For the examples below, 22 September is a Sunday and 24 September is a Tuesday. The DATEDIFF function is being used to calculate the weeks between these dates.

DATEDIFF('week', #2013-09-22#, #2013-09-24#, 'monday') = 1

  • Because start_of_week is 'monday', these dates are in different weeks.

DATEDIFF('week', #2013-09-22#, #2013-09-24#, 'sunday') = 0

  • Because start_of_week is 'sunday', these dates are in the same week.

The date literal (#)

Examples often use the pound symbol (#) with date expressions. This is the date literal, similar to using quotes for text strings, and it tells Tableau that the value inside the symbols is a date.

Without the date literals, dates may be interpreted as various other data types. For example:

Format Data Type Value
'March 25, 1986' String 'March 25, 1986'
#3/25/1986# Date #3/25/1986#
03/25/1986 Floating decimal 0.00006042
1986-03-25 Integer 1,958
March 25, 1986   invalid

For more information, see Literal expression syntax

Create a date calculation

Practice creating a date calculation using the Superstore sample data source.

  1. In Tableau Desktop, connect to the Sample-Superstore saved data source, which comes with Tableau.
  2. Open a worksheet.
  3. From the Data pane, under Dimensions, drag Order Date to the Rows shelf.
  4. On the Rows shelf, click the plus icon (+) on the YEAR(Order Date) field.

    QUARTER(Order Date) is added to the Rows shelf and the view updates.

  5. On the Rows shelf, click the plus icon (+) on the QUARTER(Order Date) field to drill down to MONTH(Order Date).

  6. Select Analysis > Create Calculated Field.
  7. In the calculation editor that opens, do the following:
    • Name the calculated field, Quarter Date.
    • Enter the following formula: DATETRUNC('quarter', [Order Date])
    • When finished, click OK.

      The new date calculated field appears under Dimensions in the Data pane. Just like your other fields, you can use it in one or more visualizations.
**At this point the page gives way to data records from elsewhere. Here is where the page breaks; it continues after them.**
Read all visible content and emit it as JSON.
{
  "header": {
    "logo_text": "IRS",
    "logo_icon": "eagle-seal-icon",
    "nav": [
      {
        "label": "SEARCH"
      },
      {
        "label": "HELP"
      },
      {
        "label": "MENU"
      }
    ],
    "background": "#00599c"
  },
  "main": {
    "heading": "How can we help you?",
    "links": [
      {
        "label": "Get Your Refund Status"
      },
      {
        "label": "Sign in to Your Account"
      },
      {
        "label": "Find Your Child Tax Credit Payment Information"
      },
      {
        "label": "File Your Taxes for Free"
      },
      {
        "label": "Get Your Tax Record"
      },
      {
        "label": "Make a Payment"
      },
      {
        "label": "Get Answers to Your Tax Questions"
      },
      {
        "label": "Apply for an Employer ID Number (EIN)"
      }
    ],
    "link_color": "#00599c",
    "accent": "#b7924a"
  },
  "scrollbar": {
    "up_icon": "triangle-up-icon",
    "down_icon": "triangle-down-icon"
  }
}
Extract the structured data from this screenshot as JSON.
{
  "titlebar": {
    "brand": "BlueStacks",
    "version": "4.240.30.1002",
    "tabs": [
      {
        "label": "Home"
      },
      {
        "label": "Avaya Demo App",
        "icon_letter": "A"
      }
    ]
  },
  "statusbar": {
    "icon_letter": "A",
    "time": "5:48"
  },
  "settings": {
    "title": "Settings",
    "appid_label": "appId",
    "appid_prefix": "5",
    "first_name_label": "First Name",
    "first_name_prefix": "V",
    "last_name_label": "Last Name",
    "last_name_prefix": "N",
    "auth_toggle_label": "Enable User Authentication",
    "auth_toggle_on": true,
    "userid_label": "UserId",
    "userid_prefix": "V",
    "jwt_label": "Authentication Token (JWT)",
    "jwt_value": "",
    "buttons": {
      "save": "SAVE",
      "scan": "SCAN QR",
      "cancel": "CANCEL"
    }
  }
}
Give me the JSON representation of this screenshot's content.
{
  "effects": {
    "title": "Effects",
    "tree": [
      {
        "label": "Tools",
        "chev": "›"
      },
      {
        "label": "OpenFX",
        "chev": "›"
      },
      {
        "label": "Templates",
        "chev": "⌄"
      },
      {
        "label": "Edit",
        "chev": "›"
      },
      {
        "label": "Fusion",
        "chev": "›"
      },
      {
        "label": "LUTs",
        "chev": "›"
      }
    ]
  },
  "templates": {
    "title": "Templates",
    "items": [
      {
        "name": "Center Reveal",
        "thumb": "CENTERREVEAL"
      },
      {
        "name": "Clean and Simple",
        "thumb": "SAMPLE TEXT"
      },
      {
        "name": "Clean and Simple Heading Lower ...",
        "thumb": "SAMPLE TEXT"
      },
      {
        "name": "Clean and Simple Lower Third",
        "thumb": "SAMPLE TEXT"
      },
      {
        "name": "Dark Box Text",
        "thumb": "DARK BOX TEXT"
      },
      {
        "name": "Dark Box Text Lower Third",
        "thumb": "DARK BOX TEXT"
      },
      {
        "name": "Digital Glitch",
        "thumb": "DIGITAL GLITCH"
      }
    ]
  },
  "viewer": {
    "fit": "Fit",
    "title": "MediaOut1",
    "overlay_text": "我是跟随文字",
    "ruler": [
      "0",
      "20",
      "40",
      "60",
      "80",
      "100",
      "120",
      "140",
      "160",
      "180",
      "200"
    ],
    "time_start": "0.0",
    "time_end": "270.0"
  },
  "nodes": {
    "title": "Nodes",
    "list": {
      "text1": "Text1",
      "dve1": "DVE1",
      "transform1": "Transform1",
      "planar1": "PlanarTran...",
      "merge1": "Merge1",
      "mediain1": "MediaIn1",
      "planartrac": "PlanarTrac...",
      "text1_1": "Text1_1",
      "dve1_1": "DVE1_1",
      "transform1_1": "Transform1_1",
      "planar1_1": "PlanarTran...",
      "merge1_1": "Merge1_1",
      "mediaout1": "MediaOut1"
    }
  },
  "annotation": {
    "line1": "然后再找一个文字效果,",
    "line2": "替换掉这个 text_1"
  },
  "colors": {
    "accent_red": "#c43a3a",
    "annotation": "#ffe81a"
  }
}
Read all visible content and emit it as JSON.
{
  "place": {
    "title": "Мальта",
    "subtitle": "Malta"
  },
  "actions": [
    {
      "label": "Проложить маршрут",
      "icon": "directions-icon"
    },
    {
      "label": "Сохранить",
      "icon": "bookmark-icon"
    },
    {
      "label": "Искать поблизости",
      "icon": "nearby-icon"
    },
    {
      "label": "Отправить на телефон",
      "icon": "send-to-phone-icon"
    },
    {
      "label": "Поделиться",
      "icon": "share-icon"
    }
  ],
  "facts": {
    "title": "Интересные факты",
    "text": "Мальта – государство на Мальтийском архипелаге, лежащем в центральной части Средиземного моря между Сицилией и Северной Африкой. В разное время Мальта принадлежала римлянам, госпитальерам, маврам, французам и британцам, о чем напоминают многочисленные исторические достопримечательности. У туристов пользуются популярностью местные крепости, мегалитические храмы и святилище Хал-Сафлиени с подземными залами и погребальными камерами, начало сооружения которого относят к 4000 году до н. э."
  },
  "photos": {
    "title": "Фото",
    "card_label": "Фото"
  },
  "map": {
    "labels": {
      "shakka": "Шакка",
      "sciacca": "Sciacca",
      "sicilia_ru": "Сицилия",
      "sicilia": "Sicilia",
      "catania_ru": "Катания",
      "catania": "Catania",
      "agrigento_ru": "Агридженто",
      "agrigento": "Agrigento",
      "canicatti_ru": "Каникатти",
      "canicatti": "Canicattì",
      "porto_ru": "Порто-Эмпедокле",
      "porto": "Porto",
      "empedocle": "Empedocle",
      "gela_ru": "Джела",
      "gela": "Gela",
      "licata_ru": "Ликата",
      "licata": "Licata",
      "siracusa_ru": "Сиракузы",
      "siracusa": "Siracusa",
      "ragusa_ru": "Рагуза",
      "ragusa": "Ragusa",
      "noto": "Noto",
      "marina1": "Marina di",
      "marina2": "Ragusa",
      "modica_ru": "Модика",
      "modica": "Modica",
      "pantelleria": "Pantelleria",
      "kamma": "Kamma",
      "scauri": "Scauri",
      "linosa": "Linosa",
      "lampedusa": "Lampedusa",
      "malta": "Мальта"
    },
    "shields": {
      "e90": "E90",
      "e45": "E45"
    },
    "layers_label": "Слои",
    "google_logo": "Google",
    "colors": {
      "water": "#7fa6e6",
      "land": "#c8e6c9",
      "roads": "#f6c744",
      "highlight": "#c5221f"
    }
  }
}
  8. From the Data pane, under Dimensions, drag Quarter Date to the Rows shelf and place it to the right of MONTH(Order Date). The visualization updates with year values. This is because Tableau rolls date data up to the highest level of detail.
  9. On the Rows shelf, right-click YEAR(Quarter Date) and select Exact Date.
  10. On the Rows shelf, right-click YEAR(Quarter Date) again and select Discrete.

    The visualization updates with the exact quarter date for each row in the table.